Taney statues, symbols of bigotry, have to go


February 18, 1993|By WILEY A. HALL

I propose a plebiscite to decide the fate of the Roger Brooke Taney statues, which for over 100 years have stood in front of the State House in Annapolis and across from the Washington Monument in Baltimore's Mount Vernon Square.

Historians, legal scholars and moral philosophers can present their cases, pro and con. If the people decide Taney was a great hero, the statues will remain. If they determine that he was a hateful old villain, then a crew of skilled workmen will attack the statues with airjacks and sledgehammers, reduce them to tiny bits of gravel, and spread those tiny bits across the turf of the elephant exhibit at the Baltimore Zoo.

Taney was chief justice of the United States during the period leading up to the Civil War and wrote the Dred Scott decision in 1857.

In that decision, Taney eloquently argued that blacks were a "degraded" and "inferior race," scorned throughout history by the "civilised and enlightened portions of the world" and therefore "doomed" to a life of slavery for their own good.

Blacks, wrote Taney, "had for more than a century before [the ratification of the Constitution] been regarded as being of an inferior order; and altogether unfit to associate with the white race, either in social or political relations; and so far inferior, that they had no rights which the white man was bound to respect; and that the Negro might justly and lawfully be reduced to slavery for his benefit."

The city erected a statue in Taney's honor in 1887.

I raised this issue of the Taney statues last year about this time and was soundly rebuked by many, many readers across the country.

Some readers argued that Taney was one of the finest justices ever to preside over the Supreme Court, as well as a statesman and a scholar and a humanitarian.

He married the daughter of Francis Scott Key, readers pointed out, and surely, the sister of the man who wrote "The Star-Spangled Banner" would not marry a scoundrel. Other readers defended the Dred Scott decision as being legally correct, even if we disagree with it today. There is even a popular story to the effect that Taney, the son of Calvert County slave owners, so loved the black race that he freed his own slaves early in his career. This story suggests that Taney must have been tormented by the brutal words he felt compelled, by the tyranny of law and precedent, to write.

But the greatest number of readers accused me of being a racist and a swine for even raising the issue.

"Who cares one way or the other?" demanded a Florida woman. "You are just causing trouble and dividing the races."

This appears to have been the prevailing view at City Hall and in the state capital as well, since the statues remain and no elected official has bothered to examine the issue.

Well, I for one think it matters. I think the Taney question cuts to the heart of what we call black history vs. American history.

Taney may have been a hateful racist bigot who, in order to maintain white supremacy in America, deliberately twisted the Constitution -- not to mention historical truth, since it was not true even then that "civilised" people universally despised those of African descent.

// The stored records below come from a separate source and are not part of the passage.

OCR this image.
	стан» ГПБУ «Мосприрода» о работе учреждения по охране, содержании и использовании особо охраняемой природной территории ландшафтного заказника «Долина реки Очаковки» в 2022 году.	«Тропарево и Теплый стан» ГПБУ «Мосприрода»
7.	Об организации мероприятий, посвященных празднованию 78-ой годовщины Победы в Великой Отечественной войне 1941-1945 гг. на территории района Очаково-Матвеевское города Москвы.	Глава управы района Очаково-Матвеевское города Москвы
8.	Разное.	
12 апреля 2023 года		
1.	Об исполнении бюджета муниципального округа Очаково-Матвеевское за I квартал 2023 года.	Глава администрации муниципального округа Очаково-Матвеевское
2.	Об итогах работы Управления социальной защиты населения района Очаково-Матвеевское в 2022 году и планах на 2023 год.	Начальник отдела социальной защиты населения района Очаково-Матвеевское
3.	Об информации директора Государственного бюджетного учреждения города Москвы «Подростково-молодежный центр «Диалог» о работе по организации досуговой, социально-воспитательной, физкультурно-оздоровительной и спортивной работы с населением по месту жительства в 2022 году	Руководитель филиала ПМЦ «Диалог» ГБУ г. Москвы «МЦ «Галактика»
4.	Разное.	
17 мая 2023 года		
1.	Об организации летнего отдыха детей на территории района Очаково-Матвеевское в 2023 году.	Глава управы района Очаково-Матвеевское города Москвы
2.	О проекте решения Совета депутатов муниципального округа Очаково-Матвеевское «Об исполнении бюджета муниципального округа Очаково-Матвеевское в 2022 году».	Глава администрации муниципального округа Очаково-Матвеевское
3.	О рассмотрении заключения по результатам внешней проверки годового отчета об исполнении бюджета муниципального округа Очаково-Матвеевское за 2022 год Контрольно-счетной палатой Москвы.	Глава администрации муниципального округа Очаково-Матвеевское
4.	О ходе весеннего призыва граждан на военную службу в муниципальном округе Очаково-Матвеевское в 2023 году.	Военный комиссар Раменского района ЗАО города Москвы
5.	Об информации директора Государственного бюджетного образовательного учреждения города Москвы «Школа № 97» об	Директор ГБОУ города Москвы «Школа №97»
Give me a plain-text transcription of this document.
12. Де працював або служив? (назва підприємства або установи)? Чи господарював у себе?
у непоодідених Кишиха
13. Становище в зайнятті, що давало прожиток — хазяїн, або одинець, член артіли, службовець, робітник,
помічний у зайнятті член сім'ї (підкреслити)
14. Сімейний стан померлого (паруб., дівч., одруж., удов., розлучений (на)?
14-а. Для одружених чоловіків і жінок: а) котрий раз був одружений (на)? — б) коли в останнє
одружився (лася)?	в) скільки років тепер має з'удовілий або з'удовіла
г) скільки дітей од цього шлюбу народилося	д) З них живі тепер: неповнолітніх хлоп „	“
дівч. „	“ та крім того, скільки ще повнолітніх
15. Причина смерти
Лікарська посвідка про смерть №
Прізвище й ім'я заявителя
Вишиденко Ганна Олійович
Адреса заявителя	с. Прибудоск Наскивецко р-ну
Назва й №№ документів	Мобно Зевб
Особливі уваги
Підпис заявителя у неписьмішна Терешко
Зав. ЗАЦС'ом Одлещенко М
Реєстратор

Or Taney may have been a helpless victim of his times and culture who rendered an ill-considered decision, helped plunge the nation into war, and crippled the power of the Supreme Court for over a decade.

Or Taney may have been a great and courageous humanitarian who loved black people, wept in private over their plight, but felt compelled to uphold the constitutional principle of states' rights.

We can either pity him, applaud him, or revile him, but we cannot do all three, and in only one of those cases does he deserve a statue.

Every February, during Black History Month, we try to graft onto the national consciousness favorable stories about the role of blacks in America without disturbing, or even examining, the racist views that have tainted our official history for the past 200 to 300 years.

We cannot continue to maintain a segregated and contradictory view of our past. Silence, I believe, maintains the status quo. And it is the status quo, not little old me, that causes trouble and divides the races.